The court's decision is significant for how it treated Pepperdine's argument that the plaintiffs cannot sustain a claim under Title IX because the statute does not cover discrimination on the basis of sexual orientation. Specifically, the court refused to consider sexual orientation discrimination a separate category of discrimination, but rather, viewed it as a subset of sex discrimination. The court reached this conclusion in two separate ways -- first, by viewing sexual orientation discrimination as a type of gender stereotype discrimination, and second by considering it a matter of "straightforward" sex discrimination.
The gender stereotype theory of sex discrimination comes from a 1989 Supreme Court decision, Price Waterhouse v.

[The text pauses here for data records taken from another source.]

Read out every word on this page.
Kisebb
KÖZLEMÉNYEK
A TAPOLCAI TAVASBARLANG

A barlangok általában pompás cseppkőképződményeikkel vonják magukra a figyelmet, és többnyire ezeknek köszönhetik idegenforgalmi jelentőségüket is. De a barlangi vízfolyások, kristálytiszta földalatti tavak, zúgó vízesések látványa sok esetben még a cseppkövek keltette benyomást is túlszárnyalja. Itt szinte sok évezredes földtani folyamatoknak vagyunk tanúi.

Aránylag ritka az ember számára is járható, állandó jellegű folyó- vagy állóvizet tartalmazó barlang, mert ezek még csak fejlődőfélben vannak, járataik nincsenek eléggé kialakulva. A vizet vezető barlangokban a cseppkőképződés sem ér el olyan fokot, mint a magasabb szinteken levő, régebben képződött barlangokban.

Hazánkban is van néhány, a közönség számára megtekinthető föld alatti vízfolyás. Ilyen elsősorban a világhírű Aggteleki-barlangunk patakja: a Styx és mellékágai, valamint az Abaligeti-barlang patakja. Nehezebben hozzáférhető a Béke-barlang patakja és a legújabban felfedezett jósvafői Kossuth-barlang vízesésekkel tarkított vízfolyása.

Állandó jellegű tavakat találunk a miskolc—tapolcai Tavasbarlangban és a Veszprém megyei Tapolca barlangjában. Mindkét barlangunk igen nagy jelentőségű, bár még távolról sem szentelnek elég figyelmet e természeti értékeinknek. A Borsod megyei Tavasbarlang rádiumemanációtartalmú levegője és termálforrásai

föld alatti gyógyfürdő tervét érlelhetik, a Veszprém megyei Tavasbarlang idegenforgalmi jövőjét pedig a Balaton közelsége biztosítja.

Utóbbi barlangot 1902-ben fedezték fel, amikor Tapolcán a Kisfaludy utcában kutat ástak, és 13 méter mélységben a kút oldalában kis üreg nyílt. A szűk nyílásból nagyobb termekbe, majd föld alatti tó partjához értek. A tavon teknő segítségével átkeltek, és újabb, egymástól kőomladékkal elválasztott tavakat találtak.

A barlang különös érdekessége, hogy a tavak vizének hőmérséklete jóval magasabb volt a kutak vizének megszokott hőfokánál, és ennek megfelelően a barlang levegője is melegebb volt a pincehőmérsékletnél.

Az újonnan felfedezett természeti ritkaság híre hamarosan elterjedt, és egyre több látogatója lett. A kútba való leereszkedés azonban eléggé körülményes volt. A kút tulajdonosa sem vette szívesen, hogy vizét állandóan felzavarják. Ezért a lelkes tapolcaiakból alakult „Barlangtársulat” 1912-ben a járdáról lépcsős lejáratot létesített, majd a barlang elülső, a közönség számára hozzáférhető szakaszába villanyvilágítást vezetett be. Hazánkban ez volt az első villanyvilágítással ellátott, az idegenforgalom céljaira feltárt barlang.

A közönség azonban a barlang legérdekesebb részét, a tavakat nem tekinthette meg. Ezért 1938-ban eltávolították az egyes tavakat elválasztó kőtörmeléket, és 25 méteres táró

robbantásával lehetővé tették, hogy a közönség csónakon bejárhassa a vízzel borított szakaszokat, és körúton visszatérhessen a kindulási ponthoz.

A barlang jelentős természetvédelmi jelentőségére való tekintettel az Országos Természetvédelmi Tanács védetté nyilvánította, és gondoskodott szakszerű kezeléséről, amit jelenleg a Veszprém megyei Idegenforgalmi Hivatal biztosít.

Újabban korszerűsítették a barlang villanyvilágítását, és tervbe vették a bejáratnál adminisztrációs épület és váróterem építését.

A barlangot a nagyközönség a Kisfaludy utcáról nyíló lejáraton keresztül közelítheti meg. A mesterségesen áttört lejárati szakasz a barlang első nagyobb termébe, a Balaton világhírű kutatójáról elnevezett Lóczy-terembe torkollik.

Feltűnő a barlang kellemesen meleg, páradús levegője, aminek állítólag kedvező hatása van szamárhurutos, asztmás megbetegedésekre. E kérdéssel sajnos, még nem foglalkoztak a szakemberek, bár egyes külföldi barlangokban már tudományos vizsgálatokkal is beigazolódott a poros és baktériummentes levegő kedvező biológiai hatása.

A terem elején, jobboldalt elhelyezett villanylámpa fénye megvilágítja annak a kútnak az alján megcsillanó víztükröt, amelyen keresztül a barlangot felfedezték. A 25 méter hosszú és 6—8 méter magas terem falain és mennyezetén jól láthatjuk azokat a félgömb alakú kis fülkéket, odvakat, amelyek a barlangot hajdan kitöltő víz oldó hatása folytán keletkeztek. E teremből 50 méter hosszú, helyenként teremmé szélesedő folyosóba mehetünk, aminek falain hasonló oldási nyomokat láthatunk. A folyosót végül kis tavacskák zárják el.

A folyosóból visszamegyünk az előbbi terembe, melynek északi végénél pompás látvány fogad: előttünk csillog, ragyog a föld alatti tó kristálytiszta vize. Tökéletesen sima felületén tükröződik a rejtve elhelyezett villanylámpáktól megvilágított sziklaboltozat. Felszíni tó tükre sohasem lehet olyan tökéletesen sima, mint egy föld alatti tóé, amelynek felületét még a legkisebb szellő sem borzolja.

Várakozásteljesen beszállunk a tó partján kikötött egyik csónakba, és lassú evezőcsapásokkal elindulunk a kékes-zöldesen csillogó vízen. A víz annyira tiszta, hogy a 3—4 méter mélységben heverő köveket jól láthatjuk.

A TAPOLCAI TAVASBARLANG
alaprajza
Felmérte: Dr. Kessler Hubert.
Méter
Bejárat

Hopkins, which applied Title VII's ban on a sex discrimination to a case involving an employer's discrimination against female employee for not behaving sufficiently feminine in the office. Since then, courts have accepted that sex discrimination statutes like Title VII and Title IX protect gays and lesbians (and others) from discrimination when the discrimination against them is not directed at their sexual orientation per se, but at how they dress or publicly express themselves (a woman who dresses too masculine, for example). But courts have rarely extended this idea to its logical end and concluded that that all sexual orientation discrimination is sex discrimination because heterosexuality is a gender stereotype. Notably, however, the decision in this case does exactly that. The court determined that the plaintiffs stated a cause of action under Title IX because they alleged that the coaches and others targeted them for mistreatment because of their perception that the plaintiffs' dating and relationship choices did not conform to feminine stereotypes. ("If the
women’s basketball staff in this case had a negative view of
lesbians based on lesbians’ perceived failure to conform to the
staff’s views of acceptable female behavior, actions taken on the
basis of these negative biases would constitute gender stereotype
discrimination."). This part of the decision is groundbreaking in its recognition that same-sex sexual orientation is itself a form a gender nonconformity that is protected under Title IX, a conclusion that renders Title IX applicable to all claims of sexual orientation discrimination by gay and lesbian plaintiffs.
The court also provided a second reason why the plaintiffs' case is actionable under Title IX, separate from the gender nonconformity theory. According to the court, "If Plaintiffs had been males
dating females, instead of females dating females, they would not
have been subjected to the alleged different treatment. Plaintiffs
have stated a straightforward claim of sex discrimination." This second rationale supports the same groundbreaking conclusion that all sexual orientation discrimination is a form of sex discrimination under Title IX.
Last July, the Equal Employment Opportunity Commission, the agency that enforces Title VII, made a similar ruling about the relationship between sexual orientation discrimination and sex discrimination. The court in this case cited that decision favorably. These two decisions together are perhaps a sign of early momentum towards an interpretation of sex discrimination laws that would make the need for separate laws prohibiting discrimination based on sexual orientation unnecessary.
Decision: Videckis v. Pepperdine Univ., 2015 WL 8769974 (C.D. Cal. Dec. 14, 2015).
Decision: Videckis v. Pepperdine Univ., 2015 WL 8769974 (C.D. Cal. Dec. 14, 2015).